To ensure your children aren’t ever left with unfamiliar individuals, even momentarily, it’s essential to designate both long-term and temporary guardians for them. This ensures someone you trust always has the right to be by your children’s side, whether in brief emergencies or more extended circumstances.

It’s a misconception to believe that merely designating godparents or having grandparents close by grants them automatic rights to care for your children in your absence. The only way to guarantee that your children are looked after by the individuals you prefer is to legally specify guardians. Failing to do so might lead to unnecessary disputes among family members and possibly a lengthy, costly legal battle for those left behind.

Planning for a Lifetime of Happiness

If you’ve recently tied the knot or are about to, I wholeheartedly wish you endless joy in this new chapter of your life. I genuinely aim to assist you in safeguarding the dreams and future you’re weaving with your partner. As the wedding festivities wind down, it’s an optimal moment to lay down an estate plan for your budding family. Arguably, this might be the most pivotal time to do so.

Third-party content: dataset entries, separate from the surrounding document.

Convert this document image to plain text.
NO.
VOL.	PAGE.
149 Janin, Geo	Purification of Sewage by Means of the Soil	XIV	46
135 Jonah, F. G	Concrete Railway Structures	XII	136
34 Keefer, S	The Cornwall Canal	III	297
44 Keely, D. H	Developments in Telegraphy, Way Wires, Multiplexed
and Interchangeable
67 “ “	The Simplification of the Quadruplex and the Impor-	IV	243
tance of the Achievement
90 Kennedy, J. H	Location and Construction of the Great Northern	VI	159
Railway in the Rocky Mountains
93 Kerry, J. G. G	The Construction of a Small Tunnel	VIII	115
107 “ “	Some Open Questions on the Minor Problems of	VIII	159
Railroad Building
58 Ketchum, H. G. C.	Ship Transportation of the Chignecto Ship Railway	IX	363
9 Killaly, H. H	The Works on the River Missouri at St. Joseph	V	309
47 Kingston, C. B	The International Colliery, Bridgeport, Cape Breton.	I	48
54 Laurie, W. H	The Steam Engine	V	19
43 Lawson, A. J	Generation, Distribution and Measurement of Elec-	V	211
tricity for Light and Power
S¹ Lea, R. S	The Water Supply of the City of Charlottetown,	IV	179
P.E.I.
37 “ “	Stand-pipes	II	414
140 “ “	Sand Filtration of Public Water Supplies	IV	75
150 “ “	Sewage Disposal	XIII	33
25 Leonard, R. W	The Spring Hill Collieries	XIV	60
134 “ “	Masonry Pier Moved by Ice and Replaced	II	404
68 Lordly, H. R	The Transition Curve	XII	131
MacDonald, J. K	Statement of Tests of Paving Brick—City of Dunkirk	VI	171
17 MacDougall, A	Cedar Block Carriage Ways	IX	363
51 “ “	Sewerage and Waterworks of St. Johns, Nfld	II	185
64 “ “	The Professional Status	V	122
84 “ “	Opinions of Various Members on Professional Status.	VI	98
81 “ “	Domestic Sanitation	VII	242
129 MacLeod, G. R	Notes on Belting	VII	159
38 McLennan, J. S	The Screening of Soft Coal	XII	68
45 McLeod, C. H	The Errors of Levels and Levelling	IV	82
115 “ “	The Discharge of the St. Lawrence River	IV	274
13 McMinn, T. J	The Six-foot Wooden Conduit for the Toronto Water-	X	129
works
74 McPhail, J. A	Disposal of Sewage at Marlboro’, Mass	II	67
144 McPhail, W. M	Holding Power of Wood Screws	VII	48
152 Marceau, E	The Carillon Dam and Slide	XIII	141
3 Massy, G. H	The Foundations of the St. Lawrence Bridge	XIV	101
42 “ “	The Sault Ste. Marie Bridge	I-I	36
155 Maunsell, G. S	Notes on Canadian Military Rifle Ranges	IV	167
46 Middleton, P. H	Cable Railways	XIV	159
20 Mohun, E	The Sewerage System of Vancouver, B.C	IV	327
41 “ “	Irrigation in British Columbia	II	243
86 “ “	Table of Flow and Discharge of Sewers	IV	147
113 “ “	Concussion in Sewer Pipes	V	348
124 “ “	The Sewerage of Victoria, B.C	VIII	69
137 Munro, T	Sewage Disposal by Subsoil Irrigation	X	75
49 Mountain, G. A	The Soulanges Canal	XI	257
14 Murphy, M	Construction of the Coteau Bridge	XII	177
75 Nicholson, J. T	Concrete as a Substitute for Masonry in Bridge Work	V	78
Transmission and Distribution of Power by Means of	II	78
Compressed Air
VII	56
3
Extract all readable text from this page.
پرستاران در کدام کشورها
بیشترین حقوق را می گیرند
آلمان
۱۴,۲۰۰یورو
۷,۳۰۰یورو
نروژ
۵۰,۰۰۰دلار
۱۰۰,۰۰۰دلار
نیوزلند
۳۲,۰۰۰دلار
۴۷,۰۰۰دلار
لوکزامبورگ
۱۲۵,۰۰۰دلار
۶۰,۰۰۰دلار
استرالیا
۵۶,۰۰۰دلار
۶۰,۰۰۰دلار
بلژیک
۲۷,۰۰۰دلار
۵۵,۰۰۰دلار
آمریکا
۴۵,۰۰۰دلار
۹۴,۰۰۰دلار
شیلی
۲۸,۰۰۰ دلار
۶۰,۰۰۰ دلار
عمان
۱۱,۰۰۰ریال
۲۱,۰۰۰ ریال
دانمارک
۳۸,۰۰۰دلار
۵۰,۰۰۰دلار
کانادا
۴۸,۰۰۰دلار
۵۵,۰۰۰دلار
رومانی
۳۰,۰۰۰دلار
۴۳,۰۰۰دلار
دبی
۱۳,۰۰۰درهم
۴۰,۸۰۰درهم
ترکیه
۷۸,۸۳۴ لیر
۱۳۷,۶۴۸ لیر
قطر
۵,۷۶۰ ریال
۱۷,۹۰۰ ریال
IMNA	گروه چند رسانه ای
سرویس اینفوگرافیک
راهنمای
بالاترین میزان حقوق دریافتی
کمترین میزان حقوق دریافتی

It’s a common misconception that adversities like incapacitation or death are distant concerns for newlyweds. Yet, life’s unpredictability spares no one. Should any unforeseen misfortune befall you or your spouse, the absence of an estate plan could have even more severe implications than for couples in the twilight of their marriage.

Regardless of where you stand in your romantic journey, I’m here to ensure that your spouse and family remain safeguarded now and for the foreseeable future. Through our Life & Legacy Planning Session, I promise to navigate you compassionately through the vital estate planning inquiries and choices that resonate with your values and prioritize your family’s welfare.

Here’s to a very happy ever after.


This material was created for educational and informational purposes only and is not intended as ERISA, tax, legal, or investment advice. If you are seeking legal advice specific to your needs, such advice services must be obtained on your own separate from this educational material.